Compression trades CPU for bandwidth. gzip is built in and fine. brotli (via ngx_brotli) compresses text a bit smaller at comparable cost but needs a module.

gzip on;
gzip_comp_level 5;
gzip_min_length 1024;
gzip_types text/plain text/css application/json application/javascript text/xml application/xml image/svg+xml;
gzip_vary on;

Two things AI gets wrong if you let it: don’t compress already-compressed formats (JPEG, PNG, MP4, gzip) — you burn CPU for nothing — and don’t max gzip_comp_level to 9. The jump from 5 to 9 costs noticeably more CPU for a sliver of size. brotli is worth it if you serve a lot of static text to browsers, but it’s a decision to measure, not a default to flip on because it’s newer.

sendfile, tcp_nopush, tcp_nodelay, and open_file_cache

These four go together for static content.

http {
    sendfile on;
    tcp_nopush on;
    tcp_nodelay on;

    open_file_cache max=10000 inactive=30s;
    open_file_cache_valid 60s;
    open_file_cache_min_uses 2;
    open_file_cache_errors on;
}

sendfile on lets the kernel copy file data straight to the socket, skipping userspace. tcp_nopush (only effective with sendfile) batches headers and the file start into full packets. tcp_nodelay disables Nagle’s algorithm so the last partial packet ships immediately — NGINX is smart enough to apply each at the right moment, so enabling both is correct, not contradictory. open_file_cache caches file descriptors and metadata so you’re not stat-ing the same files on every request — a real win for static-heavy sites, near-useless for a pure reverse proxy. Match the tool to the job.

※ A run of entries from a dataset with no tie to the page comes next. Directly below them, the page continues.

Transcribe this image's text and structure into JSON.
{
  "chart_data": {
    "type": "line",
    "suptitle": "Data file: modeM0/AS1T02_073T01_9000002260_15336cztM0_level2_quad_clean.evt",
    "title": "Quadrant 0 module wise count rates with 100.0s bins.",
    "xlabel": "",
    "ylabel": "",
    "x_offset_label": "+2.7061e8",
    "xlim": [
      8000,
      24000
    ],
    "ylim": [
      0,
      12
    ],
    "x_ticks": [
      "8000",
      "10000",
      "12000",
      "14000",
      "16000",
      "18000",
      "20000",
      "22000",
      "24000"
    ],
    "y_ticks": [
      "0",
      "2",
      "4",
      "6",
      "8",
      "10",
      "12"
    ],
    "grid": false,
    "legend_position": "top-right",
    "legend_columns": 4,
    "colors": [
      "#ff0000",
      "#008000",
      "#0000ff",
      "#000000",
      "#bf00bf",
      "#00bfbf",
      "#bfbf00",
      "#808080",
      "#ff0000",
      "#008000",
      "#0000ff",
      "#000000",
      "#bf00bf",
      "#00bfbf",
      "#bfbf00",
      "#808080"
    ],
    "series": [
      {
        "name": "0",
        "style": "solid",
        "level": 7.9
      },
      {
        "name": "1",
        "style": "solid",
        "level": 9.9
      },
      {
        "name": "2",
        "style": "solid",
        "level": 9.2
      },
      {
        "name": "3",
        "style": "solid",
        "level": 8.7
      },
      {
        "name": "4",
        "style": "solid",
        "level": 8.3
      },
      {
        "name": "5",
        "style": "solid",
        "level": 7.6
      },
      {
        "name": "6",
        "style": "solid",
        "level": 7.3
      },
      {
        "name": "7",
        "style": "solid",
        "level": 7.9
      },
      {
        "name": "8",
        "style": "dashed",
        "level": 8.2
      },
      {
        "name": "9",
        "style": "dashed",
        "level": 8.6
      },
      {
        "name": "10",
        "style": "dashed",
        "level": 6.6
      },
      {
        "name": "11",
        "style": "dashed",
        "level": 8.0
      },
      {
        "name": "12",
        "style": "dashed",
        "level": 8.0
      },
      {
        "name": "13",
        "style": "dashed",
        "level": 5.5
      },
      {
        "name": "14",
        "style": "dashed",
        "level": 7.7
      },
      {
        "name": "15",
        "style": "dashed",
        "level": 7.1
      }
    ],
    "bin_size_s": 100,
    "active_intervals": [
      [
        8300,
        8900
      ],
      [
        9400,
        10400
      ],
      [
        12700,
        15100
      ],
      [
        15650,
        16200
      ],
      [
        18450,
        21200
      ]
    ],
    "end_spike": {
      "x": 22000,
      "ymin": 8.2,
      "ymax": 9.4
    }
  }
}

Validate, then reload — every single time

No matter how clean the config looks, test it before it touches a worker. This is non-negotiable, and it’s the step the chatbot’s snippet skipped:

nginx -t          # parse and validate; never reload without a clean result
nginx -s reload   # graceful reload — existing connections drain, workers respawn

nginx -t catches syntax errors and bad directive contexts before they take down your listener. nginx -s reload swaps workers gracefully without dropping in-flight requests. If -t fails, you fix it; you do not force it.

Where AI actually earns its keep

The pattern that works: have AI explain directives, draft a candidate block, and review yours for the silent footguns (the missing proxy_set_header Connection "", compressing binaries, a worker_connections above your ulimit). Then you run the baseline, apply one change, re-test, and keep it only if the graph moves. If you want reusable starting points for those conversations, I keep a set in the prompts library, and there’s more NGINX-specific material under the NGINX category.

The uncomfortable truth is that for a lot of deployments, the defaults plus upstream keepalive and worker_processes auto get you 95% of the way, and the rest is noise you can measure to confirm. AI is a brilliant explainer and a fast drafter. It is a terrible source of magic numbers. Keep nginx -t in the loop, keep yourself in control, and never ship a number you can’t defend with a before-and-after.